De Arte Venandi cum Avibus (lit. 'On The Art of Hunting with Birds') is a Latin treatise on ornithology and falconry written in the 1240s by the Holy Roman Emperor Frederick II. One of the surviving manuscripts is dedicated to his son Manfred. Manuscripts of De arte venandi cum avibus exist in a two-book version (Manuscripts at Rome, Vienna, Paris (2x), Geneva and Stuttgart) and in a six-book version (Manuscripts at Bologna, Paris, Nantes, Valencia, Rennes, and Oxford).

== Versions ==
The work is divided into six books:
- Book I: The general habits and structure of birds
- Book II: Birds of prey, their capture and training
- Book III: The different kinds of lures and their use
- Book IV: Hunting cranes with the gyrfalcon
- Book V: Hunting herons with the saker falcon
- Book VI: Hunting water-birds with smaller falcons

===Manuscripts containing six books===
Surviving manuscripts fall into two groups: those that include all six books and those that include only the first two. All of the manuscripts containing the six books derive from a 13th-century codex now in the library of the University of Bologna. (Note: Biblioteca Universitaria di Bologna MS. Lat. 419 (717)) It is possible that this was one of the manuscripts produced during Frederick's lifetime.
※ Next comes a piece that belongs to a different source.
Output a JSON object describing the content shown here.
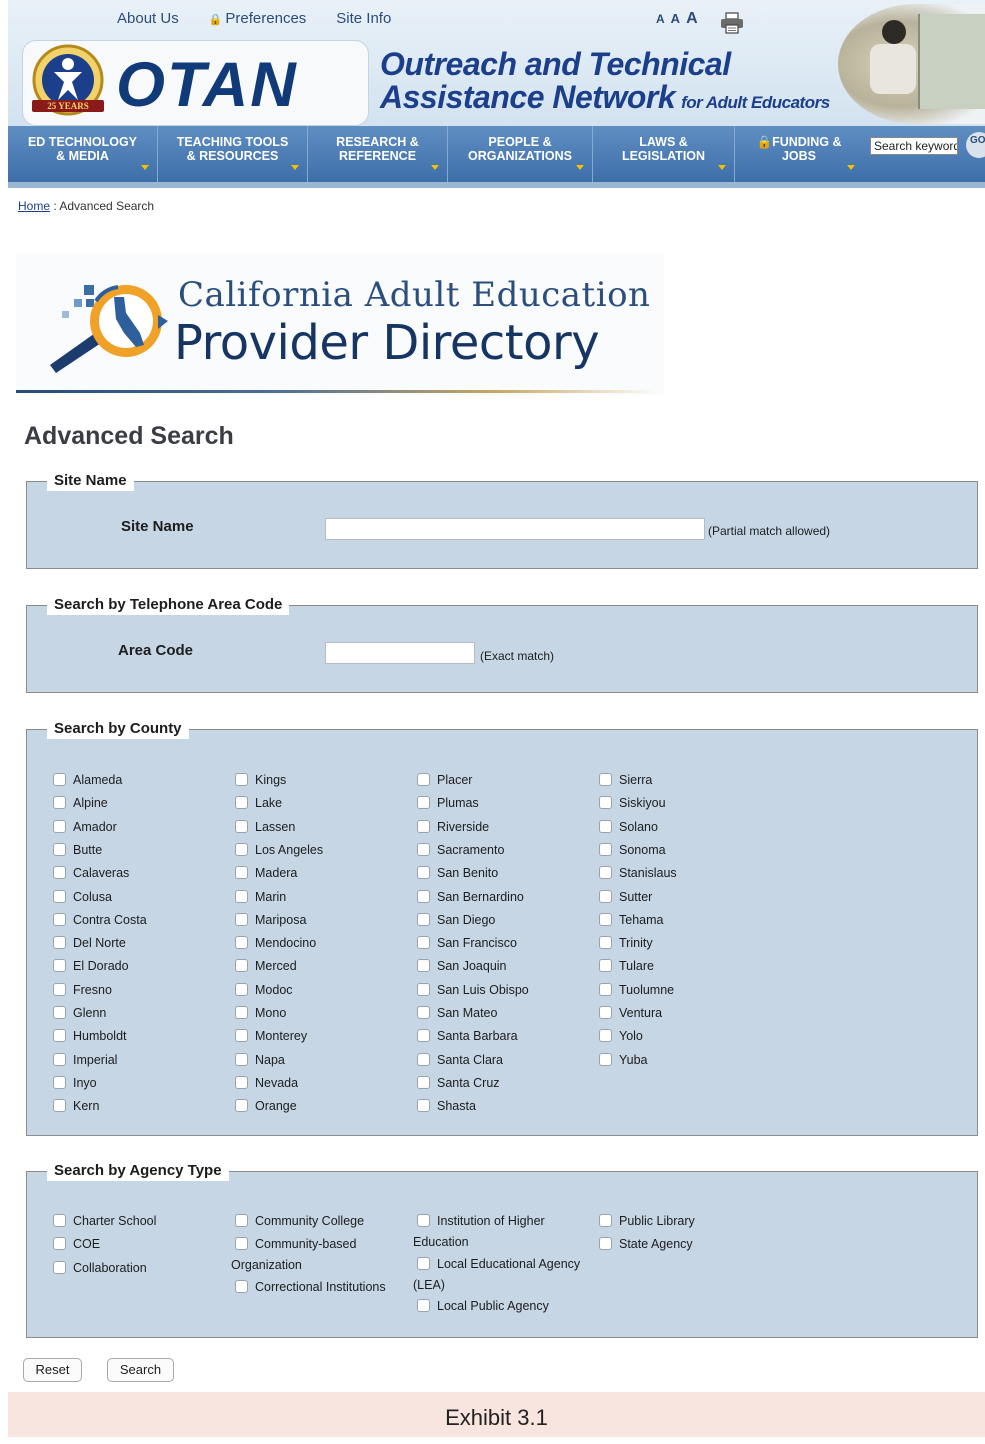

The 144 parchment folios measure 20 × 27 cm. The text is split in two columns each containing 47 lines. The two prologues and each of the six books begin with a miniature initial. On the first page there is a dedication to "M. E." Several names have been proposed for the identity of M. E. including Malik El-Kamil (Al-Kamil), a Sultan of Egypt who died in 1238 and "magister Encius", a master falconer of Frederick's court.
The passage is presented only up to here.